The difference is that there is not copy operation with ravel. For flatten, the output is a copy of the original array; wheareas for ravel, the output is just a view of original array, in which whatever the changes in the second array will affect the change in the original array. To understand the difference between a copy and a view, consider the memory block of these three arrays.
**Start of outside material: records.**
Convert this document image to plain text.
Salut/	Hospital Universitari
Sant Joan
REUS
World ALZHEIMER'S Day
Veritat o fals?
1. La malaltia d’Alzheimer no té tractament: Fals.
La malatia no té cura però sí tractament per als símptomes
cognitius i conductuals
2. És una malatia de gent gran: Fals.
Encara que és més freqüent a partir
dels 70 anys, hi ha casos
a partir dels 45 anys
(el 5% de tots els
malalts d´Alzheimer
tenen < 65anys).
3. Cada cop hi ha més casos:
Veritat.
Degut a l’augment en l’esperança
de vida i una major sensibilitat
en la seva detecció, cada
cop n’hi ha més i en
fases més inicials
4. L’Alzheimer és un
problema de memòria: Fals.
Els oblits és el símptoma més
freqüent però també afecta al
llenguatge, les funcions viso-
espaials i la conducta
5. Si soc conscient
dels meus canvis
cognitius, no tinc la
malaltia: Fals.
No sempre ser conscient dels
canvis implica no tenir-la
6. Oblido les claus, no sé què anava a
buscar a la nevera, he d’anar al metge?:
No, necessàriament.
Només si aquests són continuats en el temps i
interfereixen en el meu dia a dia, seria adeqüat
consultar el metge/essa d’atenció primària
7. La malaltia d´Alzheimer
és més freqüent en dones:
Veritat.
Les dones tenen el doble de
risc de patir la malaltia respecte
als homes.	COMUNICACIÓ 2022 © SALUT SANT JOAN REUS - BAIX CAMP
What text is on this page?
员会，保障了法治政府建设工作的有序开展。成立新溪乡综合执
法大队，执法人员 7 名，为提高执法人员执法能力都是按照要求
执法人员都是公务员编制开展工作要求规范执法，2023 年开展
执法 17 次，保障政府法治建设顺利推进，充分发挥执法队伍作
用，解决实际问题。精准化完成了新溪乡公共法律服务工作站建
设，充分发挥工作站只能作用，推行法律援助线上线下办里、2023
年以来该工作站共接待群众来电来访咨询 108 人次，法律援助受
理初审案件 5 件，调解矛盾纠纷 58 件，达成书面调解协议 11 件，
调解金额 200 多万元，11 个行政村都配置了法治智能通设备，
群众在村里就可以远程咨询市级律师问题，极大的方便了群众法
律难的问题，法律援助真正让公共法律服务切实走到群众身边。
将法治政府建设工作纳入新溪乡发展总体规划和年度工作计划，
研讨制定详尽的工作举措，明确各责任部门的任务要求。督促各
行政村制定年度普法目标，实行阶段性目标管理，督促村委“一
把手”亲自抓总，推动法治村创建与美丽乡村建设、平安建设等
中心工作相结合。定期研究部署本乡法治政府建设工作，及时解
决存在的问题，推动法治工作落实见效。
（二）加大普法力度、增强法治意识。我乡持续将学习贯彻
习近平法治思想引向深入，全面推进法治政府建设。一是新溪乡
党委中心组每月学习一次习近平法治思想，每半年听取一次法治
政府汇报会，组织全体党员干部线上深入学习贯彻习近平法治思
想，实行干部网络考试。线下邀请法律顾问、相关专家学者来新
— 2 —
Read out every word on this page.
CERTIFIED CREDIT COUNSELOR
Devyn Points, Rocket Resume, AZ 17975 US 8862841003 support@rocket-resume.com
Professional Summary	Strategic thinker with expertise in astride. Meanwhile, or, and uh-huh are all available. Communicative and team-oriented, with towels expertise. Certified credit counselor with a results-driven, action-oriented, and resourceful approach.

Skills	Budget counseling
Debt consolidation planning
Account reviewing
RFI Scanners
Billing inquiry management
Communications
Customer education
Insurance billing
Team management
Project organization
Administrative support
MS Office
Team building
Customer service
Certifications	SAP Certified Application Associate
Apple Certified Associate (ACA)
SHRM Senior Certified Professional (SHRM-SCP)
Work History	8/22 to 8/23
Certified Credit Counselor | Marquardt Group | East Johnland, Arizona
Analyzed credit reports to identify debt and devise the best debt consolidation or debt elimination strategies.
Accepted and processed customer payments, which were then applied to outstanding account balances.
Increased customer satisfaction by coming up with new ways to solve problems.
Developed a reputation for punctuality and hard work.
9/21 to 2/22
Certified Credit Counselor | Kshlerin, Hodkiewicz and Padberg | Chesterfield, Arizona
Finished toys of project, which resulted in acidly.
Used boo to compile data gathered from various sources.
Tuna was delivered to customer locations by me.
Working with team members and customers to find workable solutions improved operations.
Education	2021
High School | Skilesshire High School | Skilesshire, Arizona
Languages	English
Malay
print(f'Memory address to store arr: {arr.__array_interface__["data"][0]}')
print(f'Memory address to store arr_flatten: {arr_flatten.__array_interface__["data"][0]}')
print(f'Memory address to store arr_ravel: {arr_ravel.__array_interface__["data"][0]}')
Memory address to store arr: 2394595090496
Memory address to store arr_flatten: 2394603155520
Memory address to store arr_ravel: 2394595090496

We can see that flatten uses copy the array to a new memory block; whreas ravel simply creates a view to the original array.

When array is not in C-order⚓︎

Note that ravel will also do a copy operation when dealing with array that is not in the C-order. For example, when we consider the array in Fortrain-order, as in a.T, ravel actually returns a flattened version with C-order.

%%time
arr_ravel2 = arr.ravel()
Wall time: 0 ns
%%time
arr_ravel2T = arr.T.ravel()
Wall time: 7.07 ms

When dealing with the array in different order, we can specify the order with ravel isntead.

%%time
arr_ravel3T = arr.ravel(order = 'F')
Wall time: 6.03 ms

By specifying the order directly within the ravel function, the computation time is slightly faster than doing ravel directly on arr.T.